Comment 3 Jonathan Earl Brassow 2007-04-09 17:59:19 UTC
Here is the code causing the machine to panic:

			if (lr->u.lr_region != lc->recovering_region) {
				DMERR("Recovering region mismatch: (%Lu/%Lu)",
				      lr->u.lr_region, lc->recovering_region);

The question is, how do we have a record state saying that there is a region in
recovery _and_ lc->recovering_region saying that there is not a region in recovery.

Comment 4 Jonathan Earl Brassow 2007-04-10 07:14:00 UTC
Several fixes have gone in to fix the handling of this bug:
1) During server relocation (which can happen due to machine failure
or normal mirror suspension), the server value could get set before
the client had a chance to clean-up.  This caused the server to
become confused and issue a BUG().

2) perform a flush of the log before suspending.  This ensures
that regions which are in-sync get correctly flushed to the disk
log.  Without this, there will always be recovery work to be done
when a mirror starts up - even if it was properly in-sync during

3) clean-up memory used to record region users when a mirror is
shutdown.  It was possible for some regions to be left over
(causing a memory leak) during certain fault scenarios.

4) properly initialize the state field (ru_rw) in the region
user structure when a mark occurs.  Without the initialization,
it was sometimes possible for the region to be misinterpretted
as recovering instead of marked.

5) resolve and unhandled case in server_complete_resync_work

6) reset a variable in cluster_complete_resync_work.  Failure
to do so was causing a retry to include the wrong value for
the completion of the resync work - confusing the server.

assigned -> post

Comment 5 Rob Kenna 2007-04-10 10:55:44 UTC
Important repair for cluster mirror release in 4.5.  pm-ack

Comment 6 Corey Marthaler 2007-04-10 18:20:07 UTC
This BUG can still be tripped when attempting the 'non synced secondary leg
failure' scenario. Marking back to ASSIGNED, with the QA Whiteboard tag.

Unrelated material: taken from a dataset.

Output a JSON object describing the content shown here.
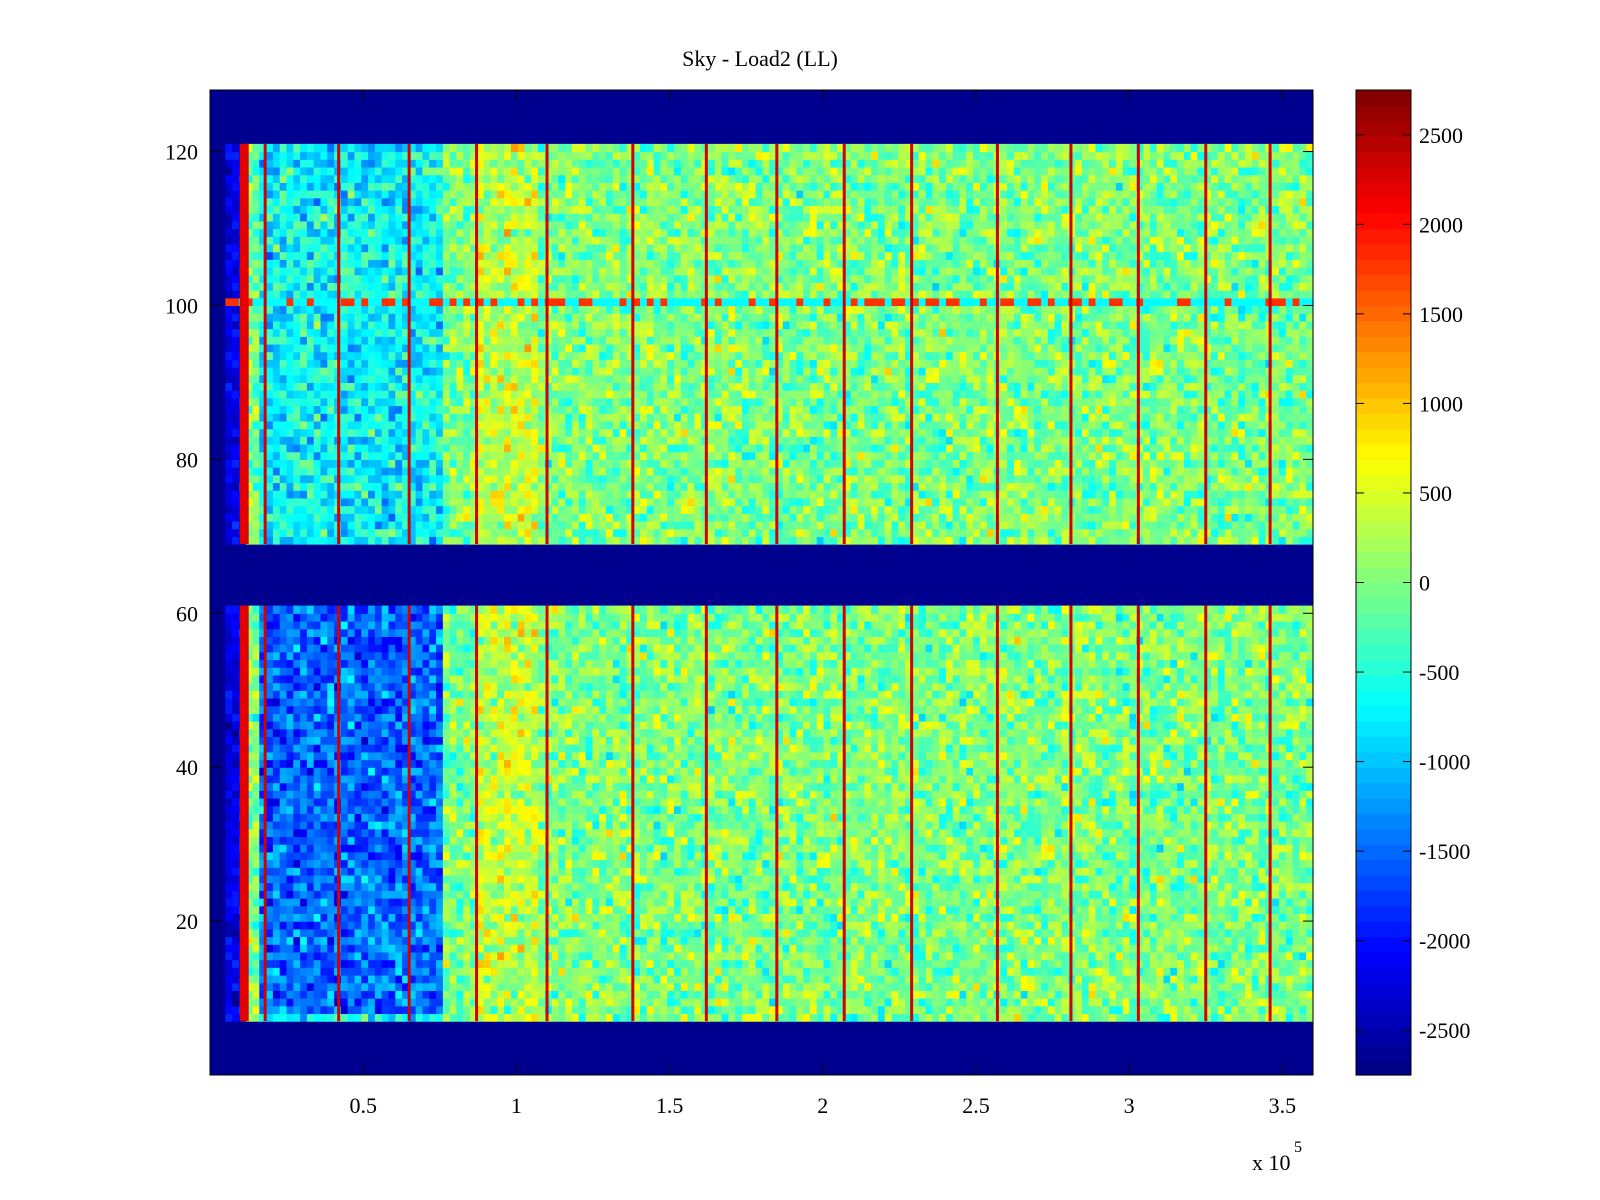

Comment 7 Jonathan Earl Brassow 2007-04-10 18:23:26 UTC
Here are the comments I put into the code validating the scenario encountered
and obviating the need for the BUG();

<               BUG();
>               /*
>                * This is a valid case, when the following happens:
>                * 1) a region is recovering and has waiting writes
>                * 2) recovery fails and calls complete_resync_work (w/ failure)
>                * 2.1) RU is removed from our list
>                * 3) waiting writes are released
>                * 3.1) writes do not mark, because b/c region state != RH_CLEAN
>                * 4) write fails and calls complete_resync_work (w/ failure)
>                * 5) boom, we are here.
>                *
>                * Not a bug to be here
>                */

assigned -> post

Comment 8 Jonathan Earl Brassow 2007-08-22 17:37:25 UTC
post -> modified.

Comment 9 Corey Marthaler 2007-08-24 18:42:06 UTC
Fix verified with the latest code.

Comment 10 Chris Feist 2008-08-05 21:41:53 UTC
Fixed in current release (4.7).